The newly developed antiretrovirals elvitegravir and TMC125 have no clinically relevant drug/drug interactions and can be used together without dose adjustment, according to a poster presented at the 47th Interscience Conference on Antimicrobial Agents and Chemotherapy by researchers from the drugs' developers.
The findings are of particular importance because an analysis presented this week at ICAAC showed that elvitegravir performs better when used with at least one other active drug.
Combinations of newly developed antiretroviral agents must often be avoided due to lack of data on drug interactions. In this case, investigators from Gilead Sciences and Tibotec investigated the pharmacokinetic interactions between their respective new drugs, the integrase inhibitor elvitegravir and next-generation NNRTI TMC125.
Elvitegravir is metabolized by the liver enzyme pathway CYP3A4. Since TMC125 is an inducer of CYP3A (as well as an inhibitor of two other liver pathways CYP2C9 and CYP2C19), there was a suspected potential for interactions between the two drugs. Elvitegravir is typically dosed with low-dose ritonavir, which also has a very wide range of interactions with other medications.
Therefore, this study evaluated the potential for clinically relevant pharmacokinetic (PK) drug interactions between ritonavir (RTV)-boosted elvitegravir (EVG/r) and TMC125.

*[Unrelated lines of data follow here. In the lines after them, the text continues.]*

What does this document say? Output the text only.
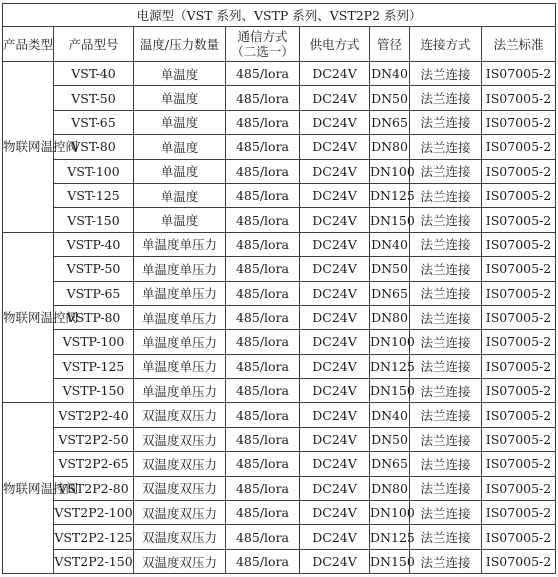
电源型（VST 系列、VSTP 系列、VST2P2 系列）							
产品类型	产品型号	温度/压力数量	通信方式（二选一）	供电方式	管径	连接方式	法兰标准
物联网温控阀	VST-40	单温度	485/lora	DC24V	DN40	法兰连接	IS07005-2
	VST-50	单温度	485/lora	DC24V	DN50	法兰连接	IS07005-2
	VST-65	单温度	485/lora	DC24V	DN65	法兰连接	IS07005-2
	VST-80	单温度	485/lora	DC24V	DN80	法兰连接	IS07005-2
	VST-100	单温度	485/lora	DC24V	DN100	法兰连接	IS07005-2
	VST-125	单温度	485/lora	DC24V	DN125	法兰连接	IS07005-2
	VST-150	单温度	485/lora	DC24V	DN150	法兰连接	IS07005-2
物联网温控阀	VSTP-40	单温度单压力	485/lora	DC24V	DN40	法兰连接	IS07005-2
	VSTP-50	单温度单压力	485/lora	DC24V	DN50	法兰连接	IS07005-2
	VSTP-65	单温度单压力	485/lora	DC24V	DN65	法兰连接	IS07005-2
	VSTP-80	单温度单压力	485/lora	DC24V	DN80	法兰连接	IS07005-2
	VSTP-100	单温度单压力	485/lora	DC24V	DN100	法兰连接	IS07005-2
	VSTP-125	单温度单压力	485/lora	DC24V	DN125	法兰连接	IS07005-2
	VSTP-150	单温度单压力	485/lora	DC24V	DN150	法兰连接	IS07005-2
物联网温控阀	VST2P2-40	双温度双压力	485/lora	DC24V	DN40	法兰连接	IS07005-2
	VST2P2-50	双温度双压力	485/lora	DC24V	DN50	法兰连接	IS07005-2
	VST2P2-65	双温度双压力	485/lora	DC24V	DN65	法兰连接	IS07005-2
	VST2P2-80	双温度双压力	485/lora	DC24V	DN80	法兰连接	IS07005-2
	VST2P2-100	双温度双压力	485/lora	DC24V	DN100	法兰连接	IS07005-2
	VST2P2-125	双温度双压力	485/lora	DC24V	DN125	法兰连接	IS07005-2
	VST2P2-150	双温度双压力	485/lora	DC24V	DN150	法兰连接	IS07005-2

Thirty-four healthy, HIV-negative subjects were enrolled (17 male, 17 female, mean age 33 years, mean weight 72.5 kg, 32 white, 2 black). The participants were randomised into two groups, with two subgroups in each. Group 1 (N=20) received 10 days each of EVG/r alone (150/100mg, once daily) and EVG/r (at the same dose) plus TMC125 (200mg, twice daily). The subgroups (10 in each) took the 10-day courses in different sequences – EVG/r alone then in combination, or vice versa.
Group 2 (N=14) received TMC125 alone followed by TMC125 + EVG/r, at the same doses as Group 1. As with Group 1, Group 2 was split in half, with each subgroup taking the courses in opposite order.
All medication doses were given with food (approx. 400 kilocalories, 13 g of fat).
Thirty-one of the 34 enrolled subjects completed the study (3 withdrew consent). The most common treatment-emergent adverse event (AE) was headache, with some nausea and diarrhea reported. There were no serious AEs or discontinuations due to AEs; all AEs resolved after stopping treatment.
Pharmacokinetic (PK) parameters for elvitegravir, ritonavir, and TMC125 were measured on days 10 and 20.
Parameters measured were Cmax (maximum serum concentration), Ctau (concentration at the end of the dosing interval, just prior to the next dose), and AUCtau ("area under the curve", a measure of the total bodily drug exposure during a single interval between doses).
The pharmacokinetics of the drugs were found to be minimally affected when they were co-administered. The following table shows the specific findings in terms of percentage geometric mean ratios (GMRs) of PK values.
(For each separate parameter - Cmax, Ctau and AUCtau - %GMR is the percentage ratio between the parameter when the drug was taken alone, and when it was taken in combination. E.g., a GMR of 100% for Cmax would indicate that there was no difference between the Cmax for the drug taken separately and its Cmax when taken in combination. A GMR of 150% would indicate a 50% increase. %GMRs of close to 100% therefore indicate minimal changes in PK values when the drugs are co-administered.)
% Geometric Mean Ratio (90% CI) | |||
Elvitegravir (N=17) | TMC125 (N=14) | RTV (N=17) | |
AUCtau | 106 (99.9,113) | 98.2 (89.8,107) | 87.7 (80.8,95.1) |
Cmax | 107 (101,113) | 105 (93.7,117) | 97.6 (86.2,110) |
Ctau | 106 (97.0,116) | 89.6 (82.7,97.1) | 70.6 (63.7,78.2) |
The research team concluded that "there is no clinically relevant drug interaction between EVG/r and TMC125," that "co-administration of EVG/r and TMC125 was safe and well tolerated," and that "no dose adjustment is needed when [these two antiretrovirals] are co-administered."
Ramanathan S et al. Lack of clinically relevant drug interactions between ritonavir-boosted elvitegravir and TMC125. 47th Interscience Conference on Antimicrobial Agents and Chemotherapy, Chicago, abstract H-1049, 2007.